Common sniffers are in programs like

  • Net Tools
  • WireShark
  • IP Tools
  • IPTraf
  • NetMon
  • ettercap
  • ethereal

All encryption protocols including GPG/PGP, DES, 3DES, DSA, DSA, SSL, and TLS rely on something called key exchange. If the attacker is able to monitor the connection at the beginning during the key exchange, all the data is compromised, including HTTPS, SSH, SFTP, TLS connections, etc.

Once a host has become the victim of a man in the middle, there are multiple exploitable vulnerabilities based on posing as the router. Several vulnerabilities affect DNS (Dynamic Name Service).

The two most prominent vulnerabilities involving DNS and man in the middle exploitation are DNS cache poisoning and DNS request hijacking. Both vulnerabilities have the same affect, merely on different scopes.



When a victim of a DNS man in the middle attempts to connect to one server by its DNS name, a false IP address is returned instead of the server’s actual IP address. An attacker could use this vulnerability in order to harvest data and authentication credentials more easily, or use this to deploy an exploit or even combine it with a Social Engineering attack in order to trick an administrator into disclosing credentials or activating another process that would aid the attacker’s timing during a second-order-injection attack. All in all, dynamic ARP caches are considered a “critical” vulnerability because of the amount of information which can be gleaned from an MITM attack.

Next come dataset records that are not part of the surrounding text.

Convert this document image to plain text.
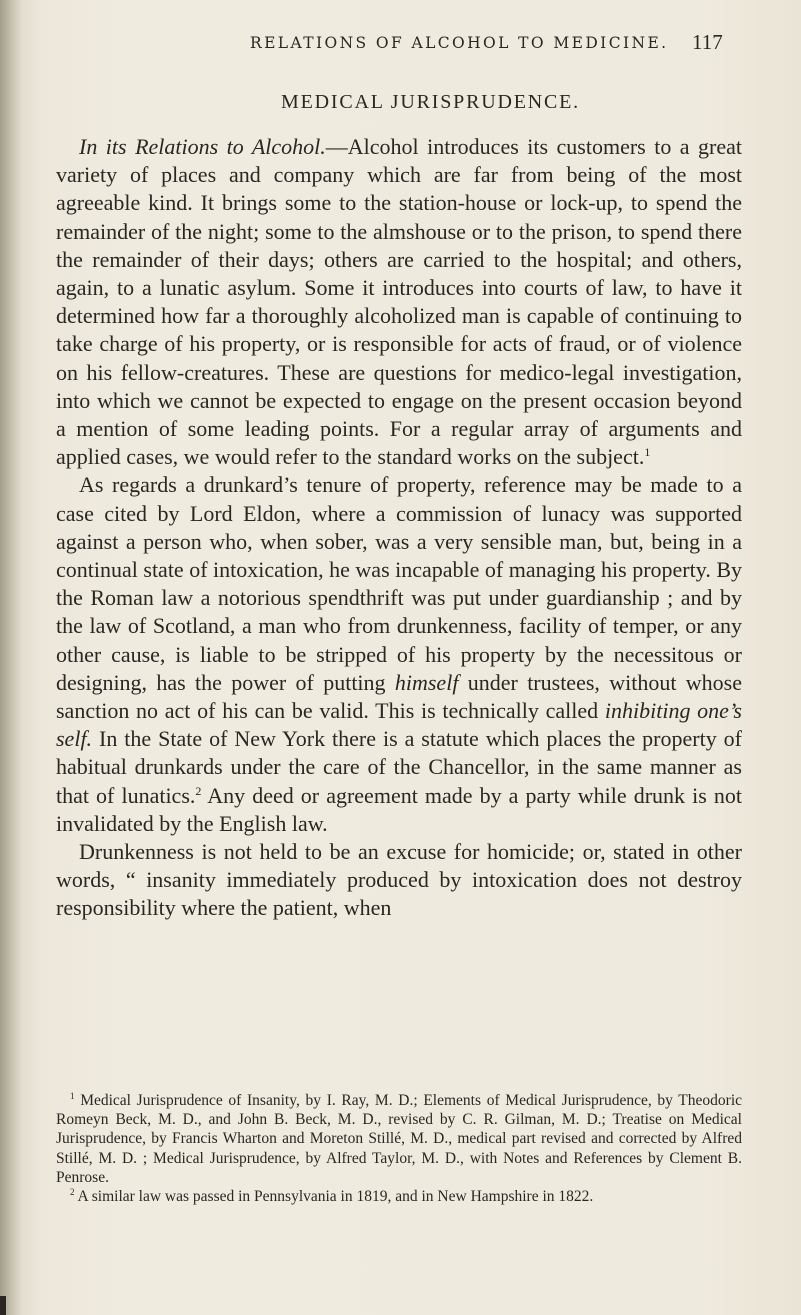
RELATIONS OF ALCOHOL TO MEDICINE.	117
MEDICAL JURISPRUDENCE.

In its Relations to Alcohol.—Alcohol introduces its customers to a great variety of places and company which are far from being of the most agreeable kind. It brings some to the station-house or lock-up, to spend the remainder of the night; some to the almshouse or to the prison, to spend there the remainder of their days; others are carried to the hospital; and others, again, to a lunatic asylum. Some it introduces into courts of law, to have it determined how far a thoroughly alcoholized man is capable of continuing to take charge of his property, or is responsible for acts of fraud, or of violence on his fellow-creatures. These are questions for medico-legal investigation, into which we cannot be expected to engage on the present occasion beyond a mention of some leading points. For a regular array of arguments and applied cases, we would refer to the standard works on the subject.$^1$

As regards a drunkard’s tenure of property, reference may be made to a case cited by Lord Eldon, where a commission of lunacy was supported against a person who, when sober, was a very sensible man, but, being in a continual state of intoxication, he was incapable of managing his property. By the Roman law a notorious spendthrift was put under guardianship ; and by the law of Scotland, a man who from drunkenness, facility of temper, or any other cause, is liable to be stripped of his property by the necessitous or designing, has the power of putting himself under trustees, without whose sanction no act of his can be valid. This is technically called inhibiting one’s self. In the State of New York there is a statute which places the property of habitual drunkards under the care of the Chancellor, in the same manner as that of lunatics.$^2$ Any deed or agreement made by a party while drunk is not invalidated by the English law.

Drunkenness is not held to be an excuse for homicide; or, stated in other words, “ insanity immediately produced by intoxication does not destroy responsibility where the patient, when

$^1$ Medical Jurisprudence of Insanity, by I. Ray, M. D.; Elements of Medical Jurisprudence, by Theodoric Romeyn Beck, M. D., and John B. Beck, M. D., revised by C. R. Gilman, M. D.; Treatise on Medical Jurisprudence, by Francis Wharton and Moreton Stillé, M. D., medical part revised and corrected by Alfred Stillé, M. D. ; Medical Jurisprudence, by Alfred Taylor, M. D., with Notes and References by Clement B. Penrose.

$^2$ A similar law was passed in Pennsylvania in 1819, and in New Hampshire in 1822.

MITM affects every TCP/IP protocol and as mentioned previously, can be used for connection hijacking and spoofing. Not only can packets be spoofed and forged TO the victim machine, however, they can also be spoofed and forged FROM the victim machine. While this can be used for attacking, there are also several other exploitations that performing an MITM will allow an attacker to do.

VoIP or SIP hijacking refers to exploiting Voice over IP using a vulnerability in the SIP during an MITM attack. This will allow an attacker to intercept VoIP phone calls made to or from a victim VoIP phone.

Another main feature of Cain is its authentication engine. On windows-based networks, Cain is capable of spoofing challenge reset requests, and spoofing checksum packets during a network authentication (connections for file or printer sharing) that tell the client machine that the server does not support NTLM Version 2. Spoofing challenge resets forces the client machine to release multiple challenges, which gives the cracker and cryptanalysis engine (also built into Cain) better ability to decrypt the hashes – reducing the time taken to crack them. Spoofed checksums force a downgrade of the network NTLM authentication, tricking the client computer into using NTLM Version 1, a much weaker and more easily cracked encryption algorithm than NTLM Version 2. This allows an attacker to crack password hashes faster and therefore gain access more quickly.

There are other ways to hijack connections, however most of them have been antiquated due to upgrades in the TCP/IP protocol. Years ago, attackers would hijack connections with what is called TCP Sequence hijacking, or ISN Hijacking.